The Arizona Senate has rejected five bills that would restrict the movements of illegal immigrants in the U.S., as well as one that would end birthright citizenship for children of illegal immigrants even if they were born in the U.S.
The package of birthright citizenship bills would have defined children as citizens only if one parent was a citizen, or had permanent legal status.
In February, the Arizona Senate Appropriations Committee passed the bills, though they had not yet been brought up in the House.
A number of other states have been considering similar birthright citizenship bills, in the hopes that eventually the Supreme Court will consider revising the current interpretation of the 14th Amendment, which grants citizenship to any child born in the United States. And lawmakers like Rep. Steve King (R-IA) are looking to do something similar at the national level.

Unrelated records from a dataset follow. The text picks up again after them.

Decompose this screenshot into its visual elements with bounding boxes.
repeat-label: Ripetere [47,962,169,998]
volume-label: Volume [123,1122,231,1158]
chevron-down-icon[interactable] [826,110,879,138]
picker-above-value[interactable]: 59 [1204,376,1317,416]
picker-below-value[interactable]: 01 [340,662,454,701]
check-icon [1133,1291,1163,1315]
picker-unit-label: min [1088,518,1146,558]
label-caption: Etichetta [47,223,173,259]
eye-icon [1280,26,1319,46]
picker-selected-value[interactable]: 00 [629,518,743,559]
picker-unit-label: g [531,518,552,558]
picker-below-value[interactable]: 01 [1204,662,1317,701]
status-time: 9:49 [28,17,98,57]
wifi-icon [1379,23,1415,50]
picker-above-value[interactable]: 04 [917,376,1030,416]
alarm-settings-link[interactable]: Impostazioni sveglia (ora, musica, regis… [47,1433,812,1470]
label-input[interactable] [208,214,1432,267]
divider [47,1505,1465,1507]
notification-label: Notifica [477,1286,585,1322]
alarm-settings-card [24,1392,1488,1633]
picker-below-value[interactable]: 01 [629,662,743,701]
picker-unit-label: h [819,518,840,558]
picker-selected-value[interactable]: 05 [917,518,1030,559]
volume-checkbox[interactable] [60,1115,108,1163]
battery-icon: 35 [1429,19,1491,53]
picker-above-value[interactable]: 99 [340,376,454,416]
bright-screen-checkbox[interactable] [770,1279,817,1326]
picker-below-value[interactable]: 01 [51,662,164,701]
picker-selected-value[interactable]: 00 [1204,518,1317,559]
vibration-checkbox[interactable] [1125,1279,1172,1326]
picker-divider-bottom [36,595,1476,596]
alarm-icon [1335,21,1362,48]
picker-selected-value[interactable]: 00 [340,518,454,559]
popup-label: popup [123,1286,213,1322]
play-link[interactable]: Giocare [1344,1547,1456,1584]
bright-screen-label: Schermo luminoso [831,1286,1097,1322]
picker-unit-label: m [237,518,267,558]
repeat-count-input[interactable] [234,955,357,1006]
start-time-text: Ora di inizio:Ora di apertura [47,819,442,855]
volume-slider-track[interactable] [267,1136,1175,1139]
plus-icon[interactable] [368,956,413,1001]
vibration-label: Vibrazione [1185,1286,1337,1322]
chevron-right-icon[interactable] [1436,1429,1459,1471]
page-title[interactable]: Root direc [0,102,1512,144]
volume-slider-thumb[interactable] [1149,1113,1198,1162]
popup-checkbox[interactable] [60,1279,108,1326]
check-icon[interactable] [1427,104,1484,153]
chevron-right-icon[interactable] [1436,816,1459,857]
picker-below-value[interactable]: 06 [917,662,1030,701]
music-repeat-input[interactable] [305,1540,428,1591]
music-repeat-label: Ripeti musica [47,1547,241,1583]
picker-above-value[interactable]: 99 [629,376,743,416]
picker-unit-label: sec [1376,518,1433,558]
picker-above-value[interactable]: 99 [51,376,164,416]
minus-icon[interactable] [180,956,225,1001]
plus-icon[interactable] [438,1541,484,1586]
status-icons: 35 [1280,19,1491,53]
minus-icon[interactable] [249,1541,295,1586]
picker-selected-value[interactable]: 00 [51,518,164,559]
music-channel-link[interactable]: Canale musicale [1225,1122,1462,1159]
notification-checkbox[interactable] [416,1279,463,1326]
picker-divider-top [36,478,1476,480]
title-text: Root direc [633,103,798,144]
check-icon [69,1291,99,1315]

But apparently Arizona won’t be leading that particular charge, despite its recent reputation for being the axis of immigration controversy, after it enacted a law last year that requires law enforcement officials to demand immigration papers from anyone they have a “reasonable suspicion” is in the country illegally.
As for the other four bills, Alia Beard Rau of the Arizona Republic reports:
Those bills would have banned illegal immigrants from state universities, made it a crime for illegal immigrants to drive a vehicle in Arizona, required school districts to check the legal status of students, and required hospitals to check the legal status of patients.
The Republic notes that “Republicans split over the measures and Democrats opposed.”